The Department for Business, Energy and Industrial Strategy has now launched an eight-week consultation on the issue.

Business Minister Margot James said: "Public safety is of the utmost importance and we must look carefully to make sure regulations are keeping up with the increased use of these devices."

She added: "Used irresponsibly or maliciously, these products can and do wreak havoc and harm others, with potentially catastrophic consequences.

"That's why we want to hear from business groups, retailers and consumers about the best way to protect the public from this kind of dangerous behaviour and improve safety."

Licensing schemes already exist in countries such as Australia, Canada and the US.

In the UK, shining lasers at aircraft can incur a fine of up to £2,500.

'Effects can last for hours'

Former pilot Chris Hammond, now a spokesman for the British Airline Pilots Association (BALPA), had a laser shone at him while he was flying.

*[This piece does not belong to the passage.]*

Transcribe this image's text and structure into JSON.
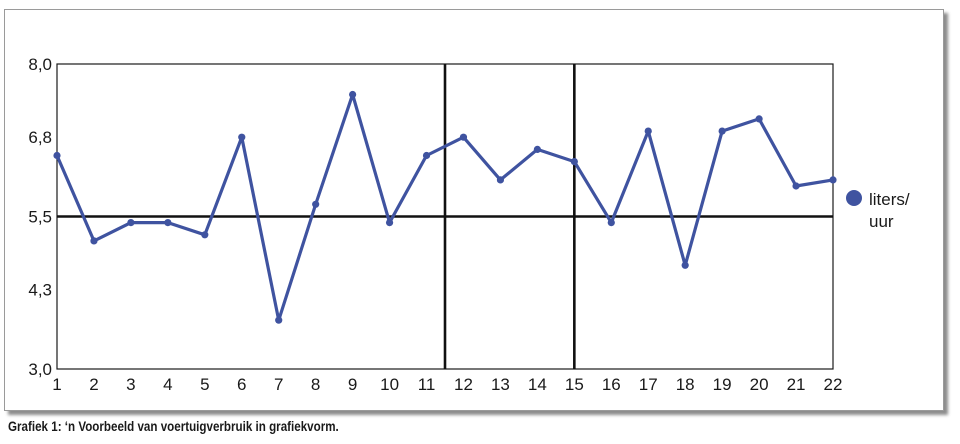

He told BBC News: "It's very disconcerting. Most of the [incidents] are at night - and it's distracting.

"We (pilots) look outside all the time. If we see another light, we're attracted to looking at it straight away because it might be a plane. And it's not, it's a laser.

"But by the time you've seen it, it's too late. It's got your eye and you are possibly blinded for minutes, if not hours, afterwards.

"They are very strong, some of these lasers, and that's a big problem at the moment. The effects of that can last for a long time."

Spanish pilots 'dazzled'

Brian Strutton, general secretary of BALPA, said shining lasers into the eyes of a pilot at a critical stage of a flight "has the potential to cause a crash and loss of life".

"There is also a growing concern that, as the power of available lasers increases, the possibility of permanent damage being caused to pilots' and passengers' eyes increases," he added.

Three pilots reported being dazzled during the incident in Spain.

If found guilty, the two British holidaymakers could face a fine ranging from €30,001 (£27,280; $35,425) to €600,000 for endangering flight safety.

Simon Kelly, of the Royal College of Ophthalmologists, said he has seen people with permanent eye damage as a result of laser pens.

He said: "In the most severe cases a centre part of the retina, known as the macular, can be burned and a hole can be there which may well be permanent.

"Obviously there can be minor issues where the eye recovers very well and the eyesight is not damaged, but in the most severe case it is possible to blind one's self with a laser pointer and I have seen this happen in a youngster."